He said: “War isn’t something that’s in my generation’s consciousness, which is why I’m doing it.

“I didn’t hesitate when I was asked. I’m not in the business of giving away free rides but I’ve done it a few times for Second World War veterans.

“He didn’t have transport of his own so it’s something I can do at a minimal cost to myself.”

Mr Dobson will pick up Mr Langford at his Hayden Road house, which he shares with his wife Edna, pack up his wheelchair and whizz him off to Oxford Town Hall where a French official will present his medal.

Mr Langford was in the 5th Royal Berkshire Regiment, bound for the June 6 D-Day landings in 1944.

He said: “We boarded a ship from Sandbanks headed for Normandy.

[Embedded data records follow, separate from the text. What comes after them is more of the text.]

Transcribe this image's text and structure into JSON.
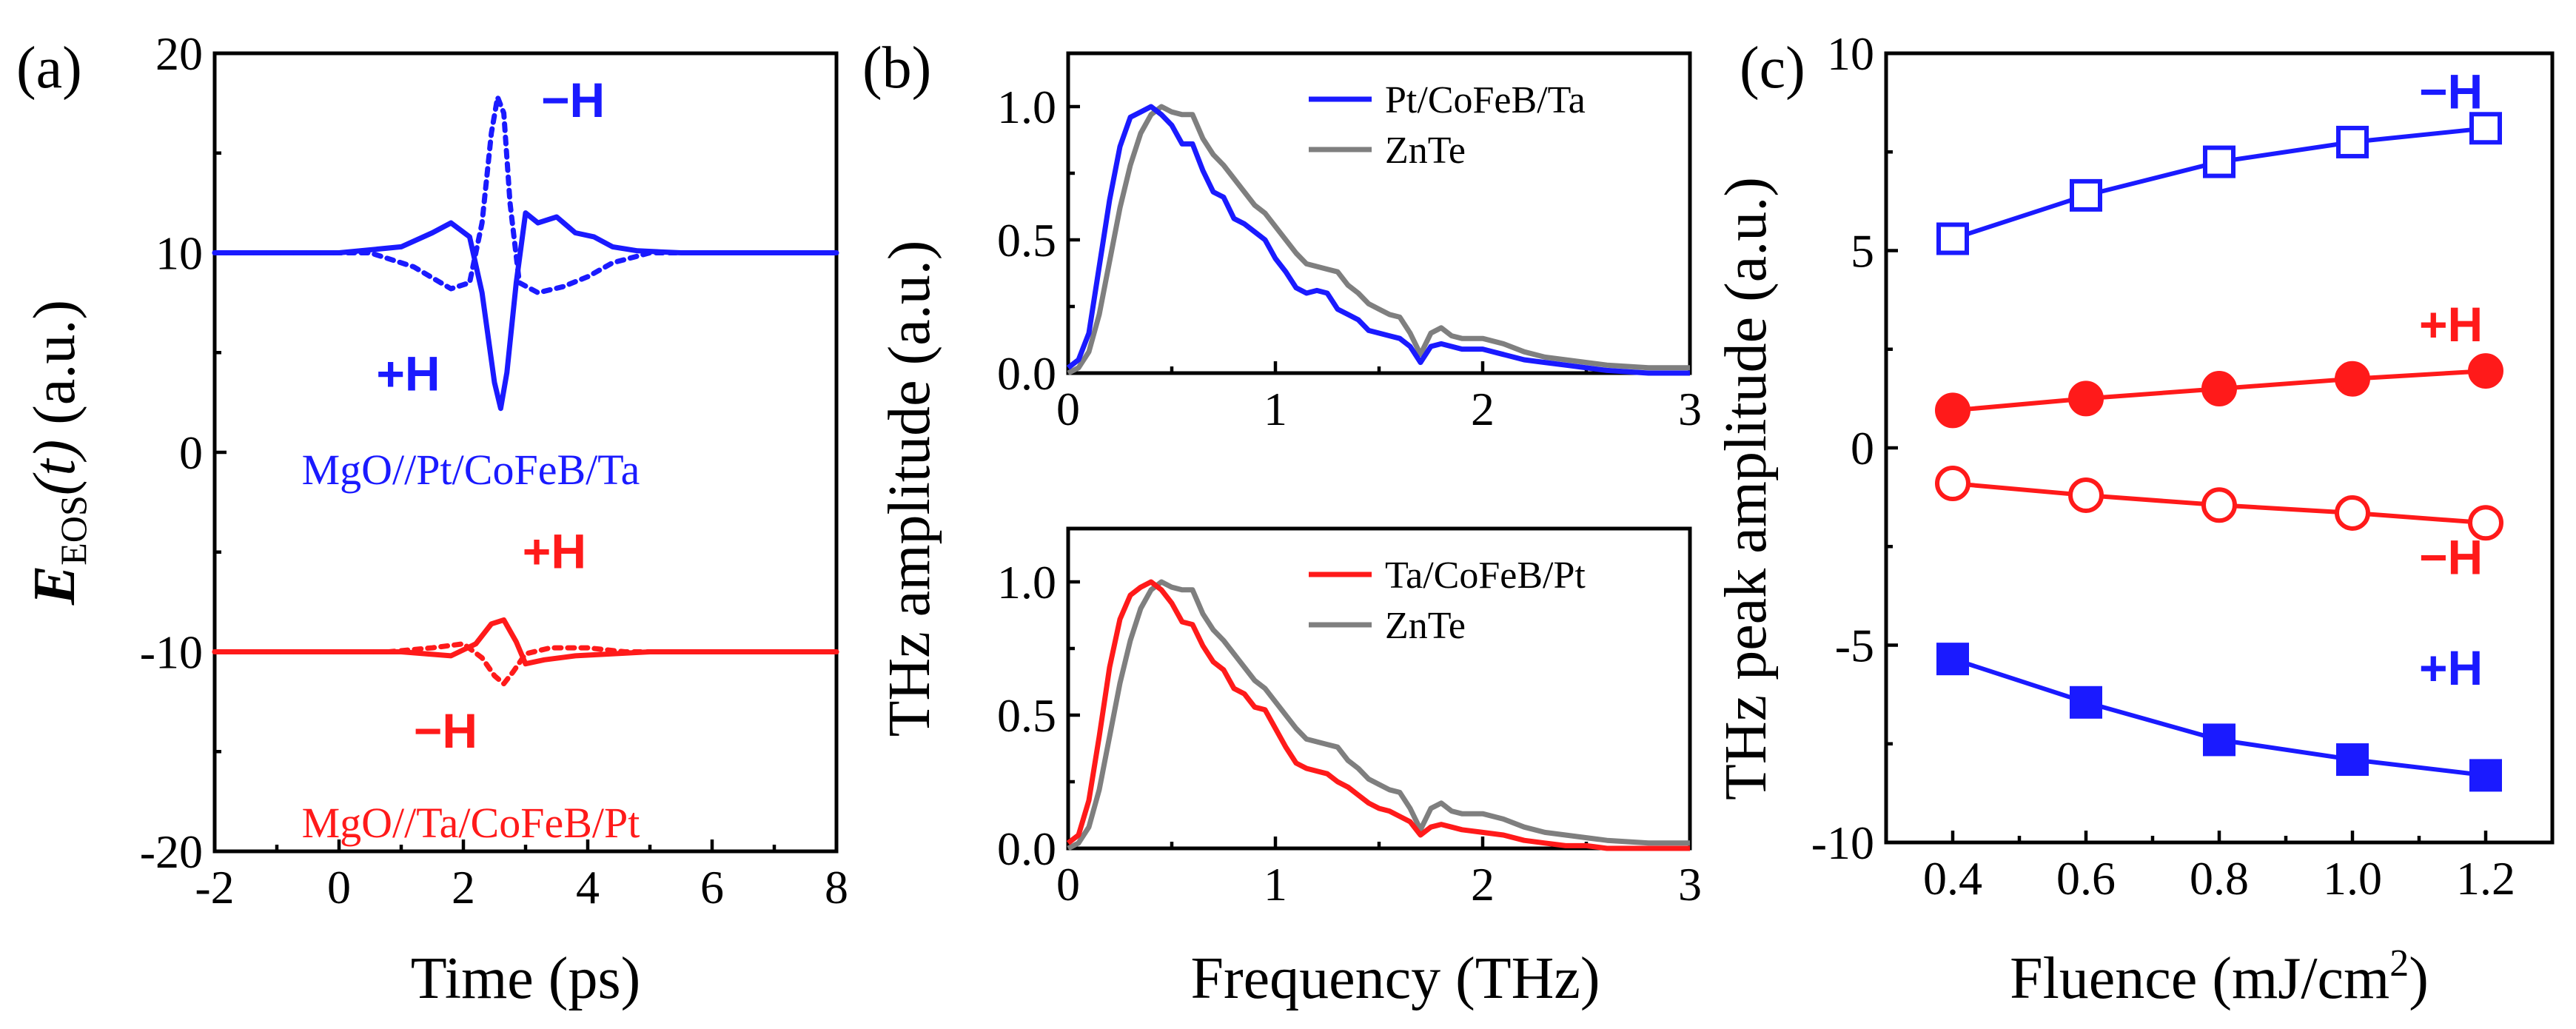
{
  "colors": {
    "blue": "#1a1aff",
    "red": "#ff1a1a",
    "gray": "#7f7f7f",
    "black": "#000000"
  },
  "chart_data": [
    {
      "panel": "(a)",
      "type": "line",
      "xlabel": "Time (ps)",
      "ylabel": {
        "main": "E",
        "sub": "EOS",
        "arg": "(t)",
        "unit": "(a.u.)"
      },
      "xlim": [
        -2,
        8
      ],
      "ylim": [
        -20,
        20
      ],
      "xticks": [
        -2,
        0,
        2,
        4,
        6,
        8
      ],
      "yticks": [
        -20,
        -10,
        0,
        10,
        20
      ],
      "xtick_labels": [
        "-2",
        "0",
        "2",
        "4",
        "6",
        "8"
      ],
      "ytick_labels": [
        "-20",
        "-10",
        "0",
        "10",
        "20"
      ],
      "series": [
        {
          "name": "MgO//Pt/CoFeB/Ta +H",
          "color": "blue",
          "style": "solid",
          "x": [
            -2,
            0,
            1,
            1.5,
            1.8,
            2.1,
            2.3,
            2.5,
            2.6,
            2.7,
            2.85,
            3.0,
            3.2,
            3.5,
            3.8,
            4.1,
            4.4,
            4.8,
            5.5,
            6.5,
            8
          ],
          "y": [
            10,
            10,
            10.3,
            11,
            11.5,
            10.8,
            8,
            3.5,
            2.2,
            4,
            8.5,
            12,
            11.5,
            11.8,
            11,
            10.8,
            10.3,
            10.1,
            10,
            10,
            10
          ]
        },
        {
          "name": "MgO//Pt/CoFeB/Ta -H",
          "color": "blue",
          "style": "dotted",
          "x": [
            -2,
            0.5,
            1.2,
            1.8,
            2.1,
            2.3,
            2.45,
            2.55,
            2.65,
            2.75,
            2.9,
            3.2,
            3.6,
            4.0,
            4.4,
            5.0,
            6,
            8
          ],
          "y": [
            10,
            10,
            9.3,
            8.2,
            8.5,
            11.5,
            16,
            17.8,
            17,
            12.5,
            8.5,
            8,
            8.3,
            8.8,
            9.5,
            10,
            10,
            10
          ]
        },
        {
          "name": "MgO//Ta/CoFeB/Pt +H",
          "color": "red",
          "style": "solid",
          "x": [
            -2,
            1,
            1.8,
            2.2,
            2.45,
            2.65,
            2.85,
            3.0,
            3.3,
            3.8,
            5,
            8
          ],
          "y": [
            -10,
            -10,
            -10.2,
            -9.6,
            -8.6,
            -8.4,
            -9.5,
            -10.6,
            -10.4,
            -10.2,
            -10,
            -10
          ]
        },
        {
          "name": "MgO//Ta/CoFeB/Pt -H",
          "color": "red",
          "style": "dotted",
          "x": [
            -2,
            0.8,
            1.5,
            2.0,
            2.3,
            2.5,
            2.65,
            2.8,
            3.0,
            3.4,
            4.0,
            4.6,
            6,
            8
          ],
          "y": [
            -10,
            -10,
            -9.8,
            -9.6,
            -10.3,
            -11.2,
            -11.6,
            -11,
            -10.1,
            -9.8,
            -9.8,
            -10,
            -10,
            -10
          ]
        }
      ],
      "annotations": [
        {
          "text": "−H",
          "color": "blue",
          "kind": "ann",
          "x": 3.25,
          "y": 16.8
        },
        {
          "text": "+H",
          "color": "blue",
          "kind": "ann",
          "x": 0.6,
          "y": 3.1
        },
        {
          "text": "MgO//Pt/CoFeB/Ta",
          "color": "blue",
          "kind": "sample",
          "x": -0.6,
          "y": -1.6
        },
        {
          "text": "+H",
          "color": "red",
          "kind": "ann",
          "x": 2.95,
          "y": -5.8
        },
        {
          "text": "−H",
          "color": "red",
          "kind": "ann",
          "x": 1.2,
          "y": -14.8
        },
        {
          "text": "MgO//Ta/CoFeB/Pt",
          "color": "red",
          "kind": "sample",
          "x": -0.6,
          "y": -19.3
        }
      ]
    },
    {
      "panel": "(b)",
      "type": "line",
      "xlabel": "Frequency (THz)",
      "ylabel": "THz amplitude (a.u.)",
      "shared_ylabel_for": [
        "upper",
        "lower"
      ],
      "xlim": [
        0,
        3
      ],
      "ylim": [
        0,
        1.2
      ],
      "xticks": [
        0,
        1,
        2,
        3
      ],
      "yticks": [
        0,
        0.5,
        1.0
      ],
      "xtick_labels": [
        "0",
        "1",
        "2",
        "3"
      ],
      "ytick_labels": [
        "0.0",
        "0.5",
        "1.0"
      ],
      "subplots": [
        {
          "position": "upper",
          "legend": [
            "Pt/CoFeB/Ta",
            "ZnTe"
          ],
          "series": [
            {
              "name": "Pt/CoFeB/Ta",
              "color": "blue",
              "x": [
                0,
                0.05,
                0.1,
                0.15,
                0.2,
                0.25,
                0.3,
                0.35,
                0.4,
                0.45,
                0.5,
                0.55,
                0.6,
                0.65,
                0.7,
                0.75,
                0.8,
                0.85,
                0.9,
                0.95,
                1.0,
                1.05,
                1.1,
                1.15,
                1.2,
                1.25,
                1.3,
                1.35,
                1.4,
                1.45,
                1.5,
                1.55,
                1.6,
                1.65,
                1.7,
                1.75,
                1.8,
                1.85,
                1.9,
                2.0,
                2.1,
                2.2,
                2.3,
                2.4,
                2.5,
                2.6,
                2.8,
                3.0
              ],
              "y": [
                0.02,
                0.05,
                0.15,
                0.4,
                0.65,
                0.85,
                0.96,
                0.98,
                1.0,
                0.97,
                0.93,
                0.86,
                0.86,
                0.76,
                0.68,
                0.66,
                0.58,
                0.56,
                0.53,
                0.5,
                0.43,
                0.38,
                0.32,
                0.3,
                0.31,
                0.3,
                0.24,
                0.22,
                0.2,
                0.16,
                0.15,
                0.14,
                0.13,
                0.1,
                0.04,
                0.1,
                0.11,
                0.1,
                0.09,
                0.09,
                0.07,
                0.05,
                0.04,
                0.03,
                0.02,
                0.01,
                0.0,
                0.0
              ]
            },
            {
              "name": "ZnTe",
              "color": "gray",
              "x": [
                0,
                0.05,
                0.1,
                0.15,
                0.2,
                0.25,
                0.3,
                0.35,
                0.4,
                0.45,
                0.5,
                0.55,
                0.6,
                0.65,
                0.7,
                0.75,
                0.8,
                0.85,
                0.9,
                0.95,
                1.0,
                1.05,
                1.1,
                1.15,
                1.2,
                1.25,
                1.3,
                1.35,
                1.4,
                1.45,
                1.5,
                1.55,
                1.6,
                1.65,
                1.7,
                1.75,
                1.8,
                1.85,
                1.9,
                2.0,
                2.1,
                2.2,
                2.3,
                2.4,
                2.5,
                2.6,
                2.8,
                3.0
              ],
              "y": [
                0.0,
                0.02,
                0.08,
                0.22,
                0.42,
                0.62,
                0.78,
                0.9,
                0.97,
                1.0,
                0.98,
                0.97,
                0.97,
                0.88,
                0.82,
                0.78,
                0.73,
                0.68,
                0.63,
                0.6,
                0.55,
                0.5,
                0.45,
                0.41,
                0.4,
                0.39,
                0.38,
                0.33,
                0.3,
                0.26,
                0.24,
                0.22,
                0.21,
                0.15,
                0.07,
                0.15,
                0.17,
                0.14,
                0.13,
                0.13,
                0.11,
                0.08,
                0.06,
                0.05,
                0.04,
                0.03,
                0.02,
                0.02
              ]
            }
          ]
        },
        {
          "position": "lower",
          "legend": [
            "Ta/CoFeB/Pt",
            "ZnTe"
          ],
          "series": [
            {
              "name": "Ta/CoFeB/Pt",
              "color": "red",
              "x": [
                0,
                0.05,
                0.1,
                0.15,
                0.2,
                0.25,
                0.3,
                0.35,
                0.4,
                0.45,
                0.5,
                0.55,
                0.6,
                0.65,
                0.7,
                0.75,
                0.8,
                0.85,
                0.9,
                0.95,
                1.0,
                1.05,
                1.1,
                1.15,
                1.2,
                1.25,
                1.3,
                1.35,
                1.4,
                1.45,
                1.5,
                1.55,
                1.6,
                1.65,
                1.7,
                1.75,
                1.8,
                1.85,
                1.9,
                2.0,
                2.1,
                2.2,
                2.3,
                2.4,
                2.5,
                2.6,
                2.8,
                3.0
              ],
              "y": [
                0.02,
                0.05,
                0.18,
                0.42,
                0.68,
                0.86,
                0.95,
                0.98,
                1.0,
                0.97,
                0.92,
                0.85,
                0.84,
                0.76,
                0.7,
                0.67,
                0.6,
                0.58,
                0.53,
                0.52,
                0.45,
                0.38,
                0.32,
                0.3,
                0.29,
                0.28,
                0.25,
                0.23,
                0.2,
                0.17,
                0.15,
                0.14,
                0.12,
                0.1,
                0.05,
                0.08,
                0.09,
                0.08,
                0.07,
                0.06,
                0.05,
                0.03,
                0.02,
                0.01,
                0.01,
                0.0,
                0.0,
                0.0
              ]
            },
            {
              "name": "ZnTe",
              "color": "gray",
              "x": [
                0,
                0.05,
                0.1,
                0.15,
                0.2,
                0.25,
                0.3,
                0.35,
                0.4,
                0.45,
                0.5,
                0.55,
                0.6,
                0.65,
                0.7,
                0.75,
                0.8,
                0.85,
                0.9,
                0.95,
                1.0,
                1.05,
                1.1,
                1.15,
                1.2,
                1.25,
                1.3,
                1.35,
                1.4,
                1.45,
                1.5,
                1.55,
                1.6,
                1.65,
                1.7,
                1.75,
                1.8,
                1.85,
                1.9,
                2.0,
                2.1,
                2.2,
                2.3,
                2.4,
                2.5,
                2.6,
                2.8,
                3.0
              ],
              "y": [
                0.0,
                0.02,
                0.08,
                0.22,
                0.42,
                0.62,
                0.78,
                0.9,
                0.97,
                1.0,
                0.98,
                0.97,
                0.97,
                0.88,
                0.82,
                0.78,
                0.73,
                0.68,
                0.63,
                0.6,
                0.55,
                0.5,
                0.45,
                0.41,
                0.4,
                0.39,
                0.38,
                0.33,
                0.3,
                0.26,
                0.24,
                0.22,
                0.21,
                0.15,
                0.07,
                0.15,
                0.17,
                0.14,
                0.13,
                0.13,
                0.11,
                0.08,
                0.06,
                0.05,
                0.04,
                0.03,
                0.02,
                0.02
              ]
            }
          ]
        }
      ]
    },
    {
      "panel": "(c)",
      "type": "line",
      "xlabel": "Fluence (mJ/cm",
      "xlabel_sup": "2",
      "xlabel_end": ")",
      "ylabel": "THz peak amplitude (a.u.)",
      "xlim": [
        0.3,
        1.3
      ],
      "ylim": [
        -10,
        10
      ],
      "xticks": [
        0.4,
        0.6,
        0.8,
        1.0,
        1.2
      ],
      "yticks": [
        -10,
        -5,
        0,
        5,
        10
      ],
      "xtick_labels": [
        "0.4",
        "0.6",
        "0.8",
        "1.0",
        "1.2"
      ],
      "ytick_labels": [
        "-10",
        "-5",
        "0",
        "5",
        "10"
      ],
      "series": [
        {
          "name": "blue −H (open square)",
          "color": "blue",
          "marker": "square-open",
          "x": [
            0.4,
            0.6,
            0.8,
            1.0,
            1.2
          ],
          "y": [
            5.3,
            6.4,
            7.25,
            7.75,
            8.1
          ]
        },
        {
          "name": "red +H (filled circle)",
          "color": "red",
          "marker": "circle-filled",
          "x": [
            0.4,
            0.6,
            0.8,
            1.0,
            1.2
          ],
          "y": [
            0.95,
            1.25,
            1.5,
            1.75,
            1.95
          ]
        },
        {
          "name": "red −H (open circle)",
          "color": "red",
          "marker": "circle-open",
          "x": [
            0.4,
            0.6,
            0.8,
            1.0,
            1.2
          ],
          "y": [
            -0.9,
            -1.2,
            -1.45,
            -1.65,
            -1.9
          ]
        },
        {
          "name": "blue +H (filled square)",
          "color": "blue",
          "marker": "square-filled",
          "x": [
            0.4,
            0.6,
            0.8,
            1.0,
            1.2
          ],
          "y": [
            -5.35,
            -6.45,
            -7.4,
            -7.9,
            -8.3
          ]
        }
      ],
      "annotations": [
        {
          "text": "−H",
          "color": "blue",
          "x": 1.1,
          "y": 8.6
        },
        {
          "text": "+H",
          "color": "red",
          "x": 1.1,
          "y": 2.7
        },
        {
          "text": "−H",
          "color": "red",
          "x": 1.1,
          "y": -3.2
        },
        {
          "text": "+H",
          "color": "blue",
          "x": 1.1,
          "y": -6.0
        }
      ]
    }
  ]
}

We anchored off the beach because the sea was rough.”

Mr Langford had not been prepared for the carnage he witnessed on Juno Beach, part of the German-held coastline that was attacked by 156,000 allied troops.

He said: “We stopped and had to get out to wade ashore – that’s when all the action was going on. To my left ships were firing their guns and rocket launchers.

“When a shell comes down it makes a crater. One of the soldiers suddenly disappeared – he couldn’t see the hole.

“We marched inland. Until that day I had never seen a dead human being, but on my right-hand side there was a British soldier lying there with a tin helmet on his face.

“A French woman had been carrying on with a German soldier who died – she was so upset she was shooting. He had a bullet through his head. I remember seeing that. We had to dig trenches. That night was the biggest firework display you’ve ever seen. Better than the ones on New Year’s Eve.”

But Mr Langford wasn’t really talking about fireworks. He added: “The Germans were bombing. The sky was absolutely full of explosions.”

Far from cowering in the trenches, he and his friend “decided to go exploring” once the gunfire had quietened.

He said: “I had a narrow escape with my life. We went to a little wood and went down a path and suddenly came upon German soldiers.

“Unfortunately when you’re in a position like that you’ve not got time to think – let’s just say they were disposed of.”

He swapped his black beret for a red one after volunteering for the airborne services, tempted by the shilling-a-day ‘danger money’.

Choking back tears, he remembers the Rhine Crossing tragedy that still haunts him 60 years on.

He said: “We took off in these wooden gliders, headed for Germany. We had two trailer loads of ammunition. Sitting at the back together was Corporal Tapping and me.”

The plane was shot down, killing the corporal and leaving Mr Langford ‘walking wounded’, lacerated with shrapnel.

He was released back to ‘Civvy Street’, where he served as an officer in Thames Valley Police until retirement.

The grandfather-of-four said: “I’ve been back to France on holiday and seen the cemeteries. It’s so depressing to think those thousands of people were living at one time.

“You go through it, but it’s a horrible thing. Killing people. You can put what you like on TV, but you have got to experience it to know what it’s like.”